In China, being a successful businessman makes you both a symbol of the Chinese economy’s success and a threat to the Chinese political system.
It’s hard to believe that the future of Tencent Holdings Ltd., the champion of China’s tech industry, was in question just over a year ago, but a November 2019 report from CNN Business described the technology conglomerate at the time as being in a “slump.”
According to the report, “investors were dispirited by a lackluster earnings report” and the company’s “net profit for the third quarter dropped 13% compared to a year ago.”
The article went on to paint a more favorable picture of Tencent’s rival, Alibaba Group Holding Limited, which was “riding a very public wave of prosperity.”
CNN reported that Alibaba “once again broke its record for Singles Day, the world’s biggest annual shopping event” that brings in more income than “Black Friday and Cyber Monday combined.”
Singles Day is an unofficial Chinese holiday, celebrated on November 11, in which those who aren’t in a relationship celebrate being single by buying themselves gifts.
The CNN report then reminded readers of Alibaba’s substantial suspected initial public offering (IPO) of 13.4 billion on the Hong Kong Stock Exchange. Now, more than a year later, a very different picture exists for both companies.
The Asian century
Tencent and Alibaba have often been compared to each other, usually by those analyzing which company to invest in or as the focus of news articles evaluating the modern Chinese economy.
A Nasdaq article from August 2020 advised readers to invest in Tencent and a Motley Fool article, also from last August, ranked Tencent the stronger company.
Despite their often being compared to one another, there are differences between the two companies. Tencent is more diversified, with interests in music, social media, fintech, video games and film production. Alibaba, meanwhile, is an e-commerce giant often compared to Amazon.

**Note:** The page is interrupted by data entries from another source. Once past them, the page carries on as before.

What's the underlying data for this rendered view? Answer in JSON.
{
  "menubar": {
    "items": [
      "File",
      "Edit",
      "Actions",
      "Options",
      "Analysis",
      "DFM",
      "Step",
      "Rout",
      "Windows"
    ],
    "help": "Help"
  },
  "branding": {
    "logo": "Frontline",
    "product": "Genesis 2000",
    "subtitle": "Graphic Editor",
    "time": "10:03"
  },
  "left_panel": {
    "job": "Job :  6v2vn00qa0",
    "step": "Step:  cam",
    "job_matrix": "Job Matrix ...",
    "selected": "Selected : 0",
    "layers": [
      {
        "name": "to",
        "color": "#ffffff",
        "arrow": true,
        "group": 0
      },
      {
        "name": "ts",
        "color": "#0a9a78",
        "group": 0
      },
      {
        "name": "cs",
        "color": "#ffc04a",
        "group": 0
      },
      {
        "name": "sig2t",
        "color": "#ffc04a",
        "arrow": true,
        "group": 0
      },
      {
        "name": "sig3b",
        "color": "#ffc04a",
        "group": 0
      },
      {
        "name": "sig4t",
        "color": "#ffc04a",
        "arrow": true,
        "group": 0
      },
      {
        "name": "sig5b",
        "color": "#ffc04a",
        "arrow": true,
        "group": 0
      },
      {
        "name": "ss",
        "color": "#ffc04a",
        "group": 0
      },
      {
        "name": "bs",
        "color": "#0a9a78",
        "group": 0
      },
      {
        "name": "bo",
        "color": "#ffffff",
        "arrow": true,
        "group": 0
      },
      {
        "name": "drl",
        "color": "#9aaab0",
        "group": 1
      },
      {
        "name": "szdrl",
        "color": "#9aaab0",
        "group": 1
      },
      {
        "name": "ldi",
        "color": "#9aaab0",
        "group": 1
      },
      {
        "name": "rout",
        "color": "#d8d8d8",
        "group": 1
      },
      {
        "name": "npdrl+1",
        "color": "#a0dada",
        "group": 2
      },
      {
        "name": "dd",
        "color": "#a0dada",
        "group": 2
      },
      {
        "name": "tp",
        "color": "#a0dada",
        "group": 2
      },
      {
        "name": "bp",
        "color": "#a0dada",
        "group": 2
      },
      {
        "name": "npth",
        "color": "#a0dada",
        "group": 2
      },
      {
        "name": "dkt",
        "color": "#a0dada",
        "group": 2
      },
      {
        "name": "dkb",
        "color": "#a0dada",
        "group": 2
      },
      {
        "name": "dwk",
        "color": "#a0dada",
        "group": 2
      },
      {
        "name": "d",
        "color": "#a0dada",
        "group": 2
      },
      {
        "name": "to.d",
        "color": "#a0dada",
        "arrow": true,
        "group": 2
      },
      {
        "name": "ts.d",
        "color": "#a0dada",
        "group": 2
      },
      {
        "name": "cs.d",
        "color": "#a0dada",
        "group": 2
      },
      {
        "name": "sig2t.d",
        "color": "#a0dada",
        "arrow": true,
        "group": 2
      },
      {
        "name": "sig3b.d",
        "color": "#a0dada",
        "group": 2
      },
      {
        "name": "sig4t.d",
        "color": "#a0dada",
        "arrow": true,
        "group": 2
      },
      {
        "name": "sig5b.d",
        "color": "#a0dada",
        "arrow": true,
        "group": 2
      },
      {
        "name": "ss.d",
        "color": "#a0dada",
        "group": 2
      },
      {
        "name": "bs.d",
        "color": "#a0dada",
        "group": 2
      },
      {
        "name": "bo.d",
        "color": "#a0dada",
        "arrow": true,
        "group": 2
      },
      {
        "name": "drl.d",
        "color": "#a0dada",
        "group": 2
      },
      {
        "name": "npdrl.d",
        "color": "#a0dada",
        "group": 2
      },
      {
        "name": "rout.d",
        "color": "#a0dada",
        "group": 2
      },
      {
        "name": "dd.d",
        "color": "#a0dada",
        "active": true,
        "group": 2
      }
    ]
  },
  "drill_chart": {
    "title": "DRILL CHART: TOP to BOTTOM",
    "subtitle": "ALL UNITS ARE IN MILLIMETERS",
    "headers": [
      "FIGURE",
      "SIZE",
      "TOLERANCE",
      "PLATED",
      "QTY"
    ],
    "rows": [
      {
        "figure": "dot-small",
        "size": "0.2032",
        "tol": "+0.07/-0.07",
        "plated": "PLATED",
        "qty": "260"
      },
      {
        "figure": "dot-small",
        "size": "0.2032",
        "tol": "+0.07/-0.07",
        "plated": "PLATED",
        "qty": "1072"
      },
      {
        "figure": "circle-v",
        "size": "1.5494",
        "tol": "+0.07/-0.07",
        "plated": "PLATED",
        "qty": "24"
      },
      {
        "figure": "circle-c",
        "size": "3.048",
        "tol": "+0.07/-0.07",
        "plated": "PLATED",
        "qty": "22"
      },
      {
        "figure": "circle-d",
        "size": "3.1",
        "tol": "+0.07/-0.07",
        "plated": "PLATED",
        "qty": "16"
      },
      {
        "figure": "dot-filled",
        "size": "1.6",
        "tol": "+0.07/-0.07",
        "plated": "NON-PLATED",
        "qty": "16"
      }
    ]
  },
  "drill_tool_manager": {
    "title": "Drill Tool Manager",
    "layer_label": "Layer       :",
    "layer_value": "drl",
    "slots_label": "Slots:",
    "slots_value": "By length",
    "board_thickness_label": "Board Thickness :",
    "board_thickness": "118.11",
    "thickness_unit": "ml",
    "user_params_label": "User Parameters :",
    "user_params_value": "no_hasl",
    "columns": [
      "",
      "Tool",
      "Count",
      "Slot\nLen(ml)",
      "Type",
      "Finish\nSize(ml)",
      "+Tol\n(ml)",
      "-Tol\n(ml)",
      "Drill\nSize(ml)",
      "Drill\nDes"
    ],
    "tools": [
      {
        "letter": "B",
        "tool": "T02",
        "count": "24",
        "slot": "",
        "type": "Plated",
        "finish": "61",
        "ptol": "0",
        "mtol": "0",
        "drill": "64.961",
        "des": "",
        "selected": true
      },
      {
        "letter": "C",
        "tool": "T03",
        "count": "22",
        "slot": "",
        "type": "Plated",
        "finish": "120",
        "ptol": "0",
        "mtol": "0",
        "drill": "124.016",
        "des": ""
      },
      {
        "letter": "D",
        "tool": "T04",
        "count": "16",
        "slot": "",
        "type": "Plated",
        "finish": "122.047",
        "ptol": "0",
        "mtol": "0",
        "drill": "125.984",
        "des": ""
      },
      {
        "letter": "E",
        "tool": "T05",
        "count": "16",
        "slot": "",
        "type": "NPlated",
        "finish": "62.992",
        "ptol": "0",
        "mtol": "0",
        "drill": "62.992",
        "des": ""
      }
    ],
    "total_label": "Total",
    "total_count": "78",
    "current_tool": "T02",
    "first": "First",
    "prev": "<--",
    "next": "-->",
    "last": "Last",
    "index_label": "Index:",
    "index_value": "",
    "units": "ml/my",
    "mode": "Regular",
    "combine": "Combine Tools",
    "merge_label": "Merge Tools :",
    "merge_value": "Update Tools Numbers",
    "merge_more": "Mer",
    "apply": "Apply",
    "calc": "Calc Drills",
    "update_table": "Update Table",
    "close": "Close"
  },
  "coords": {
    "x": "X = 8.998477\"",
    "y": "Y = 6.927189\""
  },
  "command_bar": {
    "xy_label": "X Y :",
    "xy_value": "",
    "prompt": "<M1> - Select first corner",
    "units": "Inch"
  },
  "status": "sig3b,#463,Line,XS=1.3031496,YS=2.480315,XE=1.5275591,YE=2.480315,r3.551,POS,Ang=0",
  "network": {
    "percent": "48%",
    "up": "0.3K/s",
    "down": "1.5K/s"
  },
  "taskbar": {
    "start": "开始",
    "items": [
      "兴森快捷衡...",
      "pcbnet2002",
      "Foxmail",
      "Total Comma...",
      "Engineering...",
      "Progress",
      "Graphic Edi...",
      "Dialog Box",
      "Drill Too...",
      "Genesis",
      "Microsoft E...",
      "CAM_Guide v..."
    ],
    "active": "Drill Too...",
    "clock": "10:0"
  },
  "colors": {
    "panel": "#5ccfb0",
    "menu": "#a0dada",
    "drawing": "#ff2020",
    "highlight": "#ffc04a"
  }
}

Alibaba is also the parent of Ant Group, a fintech company that has revolutionized Chinese banking and digitized much of China’s monetary system. Perhaps the most glaring difference is between the two business titans who run the companies.
Clash of the titans
There may be no two men more different than Jack Ma and Pony Ma. The only thing they seemingly have in common is their last name (though they are not related) and their desire to be the richest man in China.
Pony Ma, the founder of Tencent, is what one would expect of a tech entrepreneur. An introverted computer whiz, Ma largely stays out of the public eye.
Meanwhile, Alibaba’s Jack Ma is an English major who claims never to have written a line of code. Jack Ma is also world-renowned for his charisma and videos of him impersonating Michael Jackson at an Alibaba company concert can be found online. The latter Ma also likes to speak his mind, a habit that recently altered the course of his company.
Hazards of the profession
At a summit last October in Shanghai, Jack Ma spoke of his discontent for China’s financial regulatory system, comparing it to a “pawn shop mentality.”
“We shouldn’t use the way to manage a train station to manage an airport,” Ma said, adding “we cannot regulate the future with yesterday’s means.”
Ma’s words were not appreciated by Chinese President Xi Jinping and soon after his show of opposition, Ma was summoned to speak with financial regulators in Beijing. The following day, Ma’s fintech company Ant Group Co., Ltd. was barred from being listed on the Hong Kong and Shanghai stock exchanges.
Ant’s IPO, which was expected to be one of the largest in history, fell by more than 8% and Jack Ma’s net worth dropped by billions. Beijing soon ordered an investigation into Alibaba for “monopolistic practices.” Jack Ma, one of the richest men in Asia, soon disappeared.
Businesses operating in China play by a different set of rules than those operating in the West. In China, being a successful businessman makes you both a symbol of the Chinese economy’s success and a threat to the Chinese political system.
As a result, entrepreneurs must tread carefully. One who does this relatively well is Pony Ma, who not only avoids criticizing the Chinese Communist Party (CCP), but tries to avoid public life more generally. Ma has also reinforced his loyalty to the CCP by serving in the National People’s Congress. In this way, Pony Ma has lessened the likelihood that the government will feel threatened by him.
After vanishing from the public spotlight for nearly three months, Jack Ma resurfaced. In a short and awkward video, Ma, while speaking to a group of English teachers from his hometown, said that he has been spending his time “studying and thinking” about, among other things, how to support “public welfare.”
This incident shows the importance of playing politics right in China in order to achieve business success. Whether Jack Ma has taken this experience to heart and Alibaba’s fortunes will improve, though, is yet to be seen.